With Congress Refusing to Act President Obama Pursues Executive Action to Reform US Immigration Laws
WASHINGTON (Reuters) – President Barack Obama said on Monday he would take executive action to reform the U.S. immigration system after hopes of passing legislation in Congress officially died.
Republican John Boehner, speaker of the House of Representatives, told Obama last week that his chamber would not vote on immigration reform this year, killing chances that a wide-ranging bill passed by the Senate would become law.
The collapse of the legislative process delivers another in a series of blows to Obama’s domestic policy agenda and comes as he struggles to deal with a flood of unaccompanied minors from Central America who have entered the United States.

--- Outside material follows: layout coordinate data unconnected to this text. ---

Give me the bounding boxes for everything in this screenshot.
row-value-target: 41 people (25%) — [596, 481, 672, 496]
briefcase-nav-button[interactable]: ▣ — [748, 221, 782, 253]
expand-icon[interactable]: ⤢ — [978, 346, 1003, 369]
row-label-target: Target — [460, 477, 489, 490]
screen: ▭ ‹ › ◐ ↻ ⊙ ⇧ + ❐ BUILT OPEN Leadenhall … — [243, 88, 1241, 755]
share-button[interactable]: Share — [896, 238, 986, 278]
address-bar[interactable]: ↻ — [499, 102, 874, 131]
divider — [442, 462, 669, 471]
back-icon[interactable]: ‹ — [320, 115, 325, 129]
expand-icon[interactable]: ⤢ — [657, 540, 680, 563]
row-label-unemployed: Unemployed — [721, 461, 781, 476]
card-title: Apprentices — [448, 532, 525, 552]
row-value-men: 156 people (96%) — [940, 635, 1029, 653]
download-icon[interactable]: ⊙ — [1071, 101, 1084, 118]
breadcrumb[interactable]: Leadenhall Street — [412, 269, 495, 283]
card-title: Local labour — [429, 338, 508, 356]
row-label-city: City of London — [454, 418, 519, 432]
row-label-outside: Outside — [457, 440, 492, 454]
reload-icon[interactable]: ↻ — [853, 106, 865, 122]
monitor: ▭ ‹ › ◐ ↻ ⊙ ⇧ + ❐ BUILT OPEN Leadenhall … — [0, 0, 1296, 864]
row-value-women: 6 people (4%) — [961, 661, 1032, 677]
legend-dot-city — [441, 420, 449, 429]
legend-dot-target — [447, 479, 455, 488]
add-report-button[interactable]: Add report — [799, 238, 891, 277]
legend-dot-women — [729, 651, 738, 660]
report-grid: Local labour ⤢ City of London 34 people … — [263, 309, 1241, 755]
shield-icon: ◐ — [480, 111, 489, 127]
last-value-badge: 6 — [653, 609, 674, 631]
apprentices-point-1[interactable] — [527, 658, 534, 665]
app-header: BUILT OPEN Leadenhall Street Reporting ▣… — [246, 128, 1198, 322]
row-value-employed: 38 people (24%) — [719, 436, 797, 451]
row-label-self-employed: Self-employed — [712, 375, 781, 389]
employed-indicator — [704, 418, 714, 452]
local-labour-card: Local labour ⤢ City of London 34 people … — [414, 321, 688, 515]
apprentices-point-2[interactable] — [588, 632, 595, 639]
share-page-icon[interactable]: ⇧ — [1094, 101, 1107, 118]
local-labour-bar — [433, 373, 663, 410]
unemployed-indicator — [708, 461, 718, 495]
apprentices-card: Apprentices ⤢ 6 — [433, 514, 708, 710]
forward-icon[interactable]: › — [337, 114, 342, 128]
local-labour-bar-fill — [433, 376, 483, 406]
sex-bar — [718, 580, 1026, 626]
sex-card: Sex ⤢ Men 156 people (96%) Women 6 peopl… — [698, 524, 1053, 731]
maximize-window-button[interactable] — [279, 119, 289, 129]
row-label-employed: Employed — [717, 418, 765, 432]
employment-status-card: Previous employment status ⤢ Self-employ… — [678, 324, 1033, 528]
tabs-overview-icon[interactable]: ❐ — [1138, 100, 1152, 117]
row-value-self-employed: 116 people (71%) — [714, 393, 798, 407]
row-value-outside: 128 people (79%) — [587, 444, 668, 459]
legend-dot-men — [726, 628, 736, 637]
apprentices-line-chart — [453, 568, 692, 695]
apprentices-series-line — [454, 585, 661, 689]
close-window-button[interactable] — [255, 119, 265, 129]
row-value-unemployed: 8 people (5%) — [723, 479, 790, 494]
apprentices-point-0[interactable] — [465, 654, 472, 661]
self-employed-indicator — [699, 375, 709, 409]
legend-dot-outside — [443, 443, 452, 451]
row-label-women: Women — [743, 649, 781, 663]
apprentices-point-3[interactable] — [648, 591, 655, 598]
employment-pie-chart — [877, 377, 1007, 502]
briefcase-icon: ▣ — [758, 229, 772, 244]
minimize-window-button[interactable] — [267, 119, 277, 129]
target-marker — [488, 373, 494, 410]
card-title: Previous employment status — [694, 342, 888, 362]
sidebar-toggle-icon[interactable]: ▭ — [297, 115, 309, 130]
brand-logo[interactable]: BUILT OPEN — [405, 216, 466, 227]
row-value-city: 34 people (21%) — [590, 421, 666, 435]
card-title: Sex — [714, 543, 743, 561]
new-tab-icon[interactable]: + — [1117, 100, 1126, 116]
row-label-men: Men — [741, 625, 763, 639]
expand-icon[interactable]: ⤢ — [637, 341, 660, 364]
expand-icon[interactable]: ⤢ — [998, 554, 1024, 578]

It also sets up a new battle with congressional Republicans, who accuse Obama of going beyond his legal authority to take executive action on issues such as gay rights and equal pay for women and men.
Obama chided House Republicans for refusing to bring immigration reform to a vote and said only legislation could provide a permanent fix to the problem.
“I take executive action only when we have a serious problem, a serious issue, and Congress chooses to do nothing. And in this situation, the failure of House Republicans to pass a darn bill is bad for our security; it’s bad for our economy, and it’s bad for our future,” Obama said in the White House Rose Garden.
“America cannot wait forever for them to act. That’s why today I’m beginning a new effort to fix as much of our immigration system as I can on my own, without Congress.”
The president directed Secretary of Homeland Security Jeh Johnson and Attorney General Eric Holder to move enforcement resources from the U.S. interior to the border to promote public safety. He said he asked his team to prepare recommendations on other actions he can take unilaterally by the end of the summer.